Pneumoconioses, such as silicosis, coal worker’s pneumoconiosis and asbestosis are discussed in chapter 24 .

Age and sex distributions

ILD, particularly IPF and drug-induced fibrosis, occur mostly in older subjects, while sarcoidosis shows a predominance in young adults of both sexes, and in women over 50 years of age. The rarer pulmonary Langerhans’ cell histiocytosis is notable for its typical occurrence in young cigarette smokers.

While IPF, EAA and inorganic dust-induced occupational ILD are more frequent in males, sarcoidosis and ILD associated with CTD are more frequent in women.

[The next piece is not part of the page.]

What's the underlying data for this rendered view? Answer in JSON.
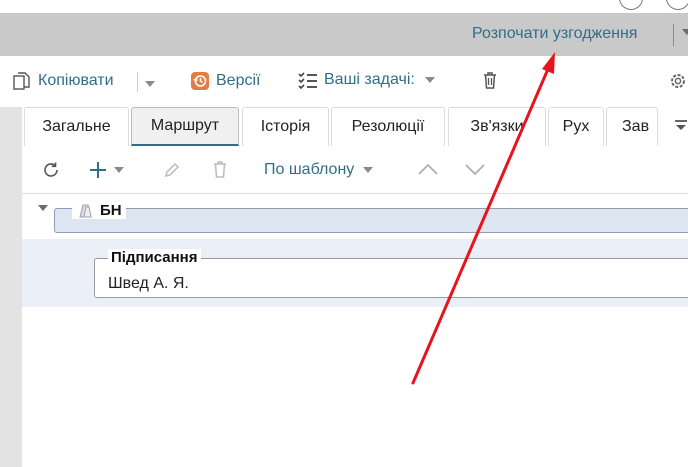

Annual mortality and survival

Extensive mortality data for the majority of European countries is available from the World Health Organization (WHO) World and Europe Mortality Databases. There are clearly differences between countries, which are partly real and partly due to differences in diagnostic and therapeutic strategies. The highest mortality rates due to ILD, of more than 2.5 per 100 000 people, are recorded in the UK, Ireland, Scandinavia, the Netherlands and Spain (figure 1).

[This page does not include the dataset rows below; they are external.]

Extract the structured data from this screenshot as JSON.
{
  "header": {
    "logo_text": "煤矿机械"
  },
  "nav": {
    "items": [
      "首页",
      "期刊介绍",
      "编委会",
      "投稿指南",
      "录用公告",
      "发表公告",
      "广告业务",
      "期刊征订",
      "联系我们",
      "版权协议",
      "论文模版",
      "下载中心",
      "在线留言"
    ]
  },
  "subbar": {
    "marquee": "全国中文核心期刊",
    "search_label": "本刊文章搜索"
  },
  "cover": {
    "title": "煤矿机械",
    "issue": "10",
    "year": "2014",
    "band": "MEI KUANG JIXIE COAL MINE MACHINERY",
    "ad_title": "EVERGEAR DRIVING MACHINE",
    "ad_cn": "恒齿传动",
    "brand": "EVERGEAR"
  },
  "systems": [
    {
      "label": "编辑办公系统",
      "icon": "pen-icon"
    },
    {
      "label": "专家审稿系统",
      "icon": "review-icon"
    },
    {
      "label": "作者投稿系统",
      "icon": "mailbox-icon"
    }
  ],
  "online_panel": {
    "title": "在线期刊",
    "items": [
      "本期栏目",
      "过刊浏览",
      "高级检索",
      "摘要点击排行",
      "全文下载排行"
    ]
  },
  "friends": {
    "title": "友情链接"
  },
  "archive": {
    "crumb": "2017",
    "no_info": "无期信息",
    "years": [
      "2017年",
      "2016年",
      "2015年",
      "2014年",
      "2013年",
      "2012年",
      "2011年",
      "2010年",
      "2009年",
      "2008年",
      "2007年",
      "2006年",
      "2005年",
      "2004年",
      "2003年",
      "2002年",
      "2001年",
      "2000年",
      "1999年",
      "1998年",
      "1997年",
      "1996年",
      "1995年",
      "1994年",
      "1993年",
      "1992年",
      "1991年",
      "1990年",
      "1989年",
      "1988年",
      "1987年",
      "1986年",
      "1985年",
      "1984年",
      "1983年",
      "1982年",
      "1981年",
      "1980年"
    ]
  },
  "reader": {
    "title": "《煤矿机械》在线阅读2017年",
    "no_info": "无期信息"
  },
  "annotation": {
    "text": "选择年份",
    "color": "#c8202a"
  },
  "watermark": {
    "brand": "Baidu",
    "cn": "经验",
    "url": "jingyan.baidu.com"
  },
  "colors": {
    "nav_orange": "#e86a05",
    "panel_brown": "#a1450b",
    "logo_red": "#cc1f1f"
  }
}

Figure 2 shows that, among the most important ILDs, ‘chronic ILD’ (International Classification of Disease (ICD)-10 code J84, which includes IPF and other forms of fibrosing alveolitis) has the highest mortality rate, followed by ILD associated with CTD (ICD-10 code M32–M36). The mortality rates of sarcoidosis (ICD-10 code D86) and particularly EAA (ICD-10 code J67) are much lower. For sarcoidosis, the age-standardised mortality rate (per 100 000 people) in many countries is less than 0.15, but it is more than 0.30 in Denmark and Ireland. For chronic ILD, the mortality rate in most countries is less than 2 per 100 000 people, but it is at least 4 per 100 000 people in the UK, Ireland and Malta. For EAA, the mortality rate is below 0.05 per 100 000 people in the majority of the countries. For ILD associated with CTD, the mortality rate is generally below 0.6 per 100 000, but it is higher than 0.8 per 100 000 in Denmark and Norway.

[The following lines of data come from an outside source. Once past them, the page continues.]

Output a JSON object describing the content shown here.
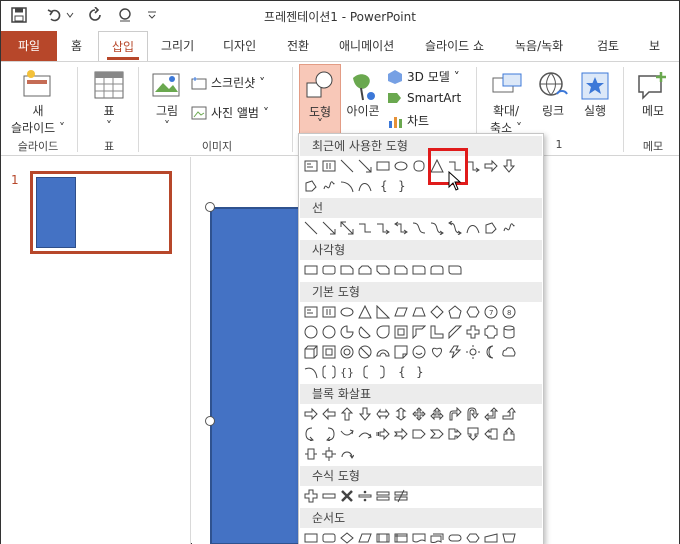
{
  "window": {
    "title": "프레젠테이션1  -  PowerPoint"
  },
  "tabs": [
    "파일",
    "홈",
    "삽입",
    "그리기",
    "디자인",
    "전환",
    "애니메이션",
    "슬라이드 쇼",
    "녹음/녹화",
    "검토",
    "보기"
  ],
  "ribbon": {
    "new_slide": [
      "새",
      "슬라이드"
    ],
    "table": "표",
    "picture": "그림",
    "screenshot": "스크린샷",
    "photo_album": "사진 앨범",
    "shapes": "도형",
    "icons": "아이콘",
    "model3d": "3D 모델",
    "smartart": "SmartArt",
    "chart": "차트",
    "zoom": [
      "확대/",
      "축소"
    ],
    "link": "링크",
    "action": "실행",
    "comment": "메모",
    "groups": {
      "slides": "슬라이드",
      "tables": "표",
      "images": "이미지",
      "comments": "메모",
      "links_tail": "1"
    }
  },
  "slides": {
    "number": "1"
  },
  "dropdown": {
    "categories": [
      "최근에 사용한 도형",
      "선",
      "사각형",
      "기본 도형",
      "블록 화살표",
      "수식 도형",
      "순서도"
    ]
  },
  "colors": {
    "accent": "#b7472a",
    "shape_fill": "#4472c4",
    "highlight": "#e01b1b"
  }
}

Although the WHO mortality data may be more complete than clinical registries of incidence or prevalence, they should be interpreted cautiously. Firstly, the relation of mortality data to incidence or prevalence rates varies considerably between disease conditions. About 50–70% of patients with IPF will die from this disease and thus the mortality rate should be about 50–70% of the incidence rate, but only about 5% of sarcoidosis patients will die of the disease and thus the mortality rate is only 5% of the incidence. Furthermore, for systemic diseases, such as sarcoidosis and CTD, the WHO mortality data do not distinguish whether patients had related ILD or, if present, whether the ILD contributed to death; thus the mortality rates in figure 2 only partly reflect deaths due to ILD. The WHO ICD classification may also be misleading due to peculiarities of the ICD codes, and owing to the fact that the definition of the codes changed from ICD-8 to ICD-9 and ICD-10, especially for IPF. In the figures presented in this chapter, the ICD-10 code J84 (chronic ILD) is used. This is broader than just IPF. In ICD-9, a specific disease code for IPF/cryptogenic fibrosing alveolitis (code 516.3) was introduced for the first time. Studies of the use of code 516.3 in death certificates and hospital admissions data in the UK, suggest that most patients coded as having IPF (using IDC-9 codes) do, indeed, have this disease, but that about half of the individuals known to have IPF are not coded correctly and many receive the less precise code of ‘post- inflammatory fibrosis’ (code 515). Consequently, countries with higher frequencies of post-inflammatory fibrosis tend to have lower frequencies of IPF and vice versa. The ICD-10 code J84 (chronic ILD) includes IPF as well as other chronic ILDs (such as other IIPs, ‘atypical’ nonspecific lung fibrosis, post-infectious ILD, drug-induced ILD) without subdivision into these entities.